The alarm cut through the dark silence jolting me into semi-consciousness. I reached out and turned it off and immediately felt the tightening in my stomach. The time for goodbye was upon me.
I sat up in the bed of the hostel where we'd stayed for the night close to the airport and sent a text to the two rooms beside mine asking if my adult sons were awake. Two of them had to be at the airport around 5:30am and I was surprised to find them both up already even though neither wanted to be there so early.
The 20 minute ride was quiet. Goodbyes are hard and my throat felt full. We got out and unloaded their bags and I hugged them. We prayed and I hugged them again and they walked away.
I got back into the truck and sat in the seat where Micah had just been and looked back to where Nik was sitting only moments before. The emptiness in the vehicle felt loud and oppressive but I sat without saying anything allowing myself to feel the grief of separation again. At this point, I know better than to wallow in it but I also know it's okay to recognize that saying goodbye hasn't gotten easier.
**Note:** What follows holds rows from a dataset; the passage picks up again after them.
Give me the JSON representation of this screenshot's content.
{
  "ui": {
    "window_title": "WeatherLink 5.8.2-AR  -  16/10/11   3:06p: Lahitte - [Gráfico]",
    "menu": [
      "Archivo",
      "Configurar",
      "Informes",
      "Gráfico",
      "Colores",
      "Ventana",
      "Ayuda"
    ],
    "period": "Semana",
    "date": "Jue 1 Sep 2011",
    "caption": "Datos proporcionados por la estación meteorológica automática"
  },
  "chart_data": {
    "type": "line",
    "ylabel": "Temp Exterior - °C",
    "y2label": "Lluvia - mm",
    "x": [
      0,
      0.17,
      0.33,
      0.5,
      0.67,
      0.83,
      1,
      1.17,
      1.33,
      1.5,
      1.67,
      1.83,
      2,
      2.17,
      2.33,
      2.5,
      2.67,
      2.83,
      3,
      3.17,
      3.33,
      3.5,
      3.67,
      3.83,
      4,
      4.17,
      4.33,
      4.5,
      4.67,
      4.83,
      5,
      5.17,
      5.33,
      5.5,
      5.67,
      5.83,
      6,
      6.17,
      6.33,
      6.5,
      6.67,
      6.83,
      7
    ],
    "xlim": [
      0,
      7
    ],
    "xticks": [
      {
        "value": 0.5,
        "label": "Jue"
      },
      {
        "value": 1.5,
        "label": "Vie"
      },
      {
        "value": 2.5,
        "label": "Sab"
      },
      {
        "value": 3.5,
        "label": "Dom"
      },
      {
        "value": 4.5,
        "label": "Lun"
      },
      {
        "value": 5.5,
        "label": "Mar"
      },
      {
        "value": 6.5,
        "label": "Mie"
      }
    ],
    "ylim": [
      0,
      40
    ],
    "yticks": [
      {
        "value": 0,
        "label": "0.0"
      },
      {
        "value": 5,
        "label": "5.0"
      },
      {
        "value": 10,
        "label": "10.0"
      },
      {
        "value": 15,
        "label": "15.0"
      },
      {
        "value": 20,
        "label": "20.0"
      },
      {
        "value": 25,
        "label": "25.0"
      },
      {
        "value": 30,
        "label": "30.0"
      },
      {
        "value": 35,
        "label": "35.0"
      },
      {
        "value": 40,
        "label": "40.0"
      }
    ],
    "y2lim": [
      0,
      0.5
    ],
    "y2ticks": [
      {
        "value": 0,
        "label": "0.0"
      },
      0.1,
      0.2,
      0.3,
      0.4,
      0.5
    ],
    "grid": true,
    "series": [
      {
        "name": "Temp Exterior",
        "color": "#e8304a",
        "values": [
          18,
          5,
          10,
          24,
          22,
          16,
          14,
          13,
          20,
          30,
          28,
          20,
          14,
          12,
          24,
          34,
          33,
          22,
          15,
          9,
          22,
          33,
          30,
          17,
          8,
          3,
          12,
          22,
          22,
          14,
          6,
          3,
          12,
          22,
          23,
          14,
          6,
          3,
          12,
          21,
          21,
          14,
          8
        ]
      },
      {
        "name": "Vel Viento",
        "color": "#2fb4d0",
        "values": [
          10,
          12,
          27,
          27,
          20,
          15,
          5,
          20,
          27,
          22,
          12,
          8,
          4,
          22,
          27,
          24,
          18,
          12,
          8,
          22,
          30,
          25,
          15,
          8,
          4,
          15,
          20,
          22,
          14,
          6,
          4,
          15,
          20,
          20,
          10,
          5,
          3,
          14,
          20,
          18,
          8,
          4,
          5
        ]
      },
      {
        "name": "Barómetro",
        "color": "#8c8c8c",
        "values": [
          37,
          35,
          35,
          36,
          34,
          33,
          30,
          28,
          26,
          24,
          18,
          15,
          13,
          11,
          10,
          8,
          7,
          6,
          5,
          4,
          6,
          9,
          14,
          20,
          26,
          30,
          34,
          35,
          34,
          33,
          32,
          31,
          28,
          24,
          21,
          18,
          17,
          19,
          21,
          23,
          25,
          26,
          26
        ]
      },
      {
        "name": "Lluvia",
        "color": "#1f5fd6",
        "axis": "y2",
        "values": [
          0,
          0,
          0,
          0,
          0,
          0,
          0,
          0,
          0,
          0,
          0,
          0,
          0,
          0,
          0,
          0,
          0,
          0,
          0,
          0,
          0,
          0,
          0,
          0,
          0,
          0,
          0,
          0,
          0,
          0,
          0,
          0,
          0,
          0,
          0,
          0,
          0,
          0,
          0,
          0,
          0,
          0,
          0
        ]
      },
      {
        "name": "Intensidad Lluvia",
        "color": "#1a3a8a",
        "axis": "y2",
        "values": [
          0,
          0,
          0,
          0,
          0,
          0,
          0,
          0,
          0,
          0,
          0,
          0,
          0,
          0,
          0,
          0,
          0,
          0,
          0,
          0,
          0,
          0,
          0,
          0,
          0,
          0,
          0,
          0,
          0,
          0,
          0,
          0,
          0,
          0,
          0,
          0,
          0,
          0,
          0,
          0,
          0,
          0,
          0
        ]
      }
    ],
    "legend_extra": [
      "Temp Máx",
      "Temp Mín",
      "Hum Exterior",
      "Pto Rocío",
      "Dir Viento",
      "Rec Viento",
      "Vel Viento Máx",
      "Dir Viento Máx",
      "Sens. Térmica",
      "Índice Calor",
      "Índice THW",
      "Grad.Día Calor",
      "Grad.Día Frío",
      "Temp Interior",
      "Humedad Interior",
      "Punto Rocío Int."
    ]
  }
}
We spent the rest of the day with Alex since his flight was scheduled for 14 hours after theirs. It was a lot like slowly pulling a bandaid off. I loved just having him there with us but the rawness of knowing the whole day was sort of a prolonged pathway to parting made it difficult.
All day I kept sensing God telling me to think back over the month and be thankful. To remember all the time and energy the boys invested in the visit. From helping with homework to playing ball to motorbike rides and bedtime stories ... it all added up to so much for which to be grateful. The difficult part is not having a clue when we'll be together again. C@vid has us all a little gunshy, I think, that maybe somehow travel will again be impossible and months will turn into years. God keeps reminding me the future isn't our business or He'd show it to us and so worrying over it is outside our jurisdiction.
Our boys came an loved right alongside us. They opened themselves up and found our Thai children eager to receive what they had to offer. They made a mark and now they've left a hole.
As I finish writing this we're driving away from the airport for the second, and final time today. Alex's seat now sits empty, as well, and our truck is filled with the tears and sniffles of little boys who weren't ready to let go of their big brothers.
I'm letting myself join them in crying without shame or guilt. But I'm also remaining intentionally aware of the undeserved blessing of having an entire month with my whole family together ... all 33 kids were in one place and that's not something that can be passed over without gratitude.
Surrendering to God's plan for our lives isn't without some pain in the short-term but there is absolutely no way to outgive Him.
Most of the time we just fail to notice the deposits of blessing He leaves in our account.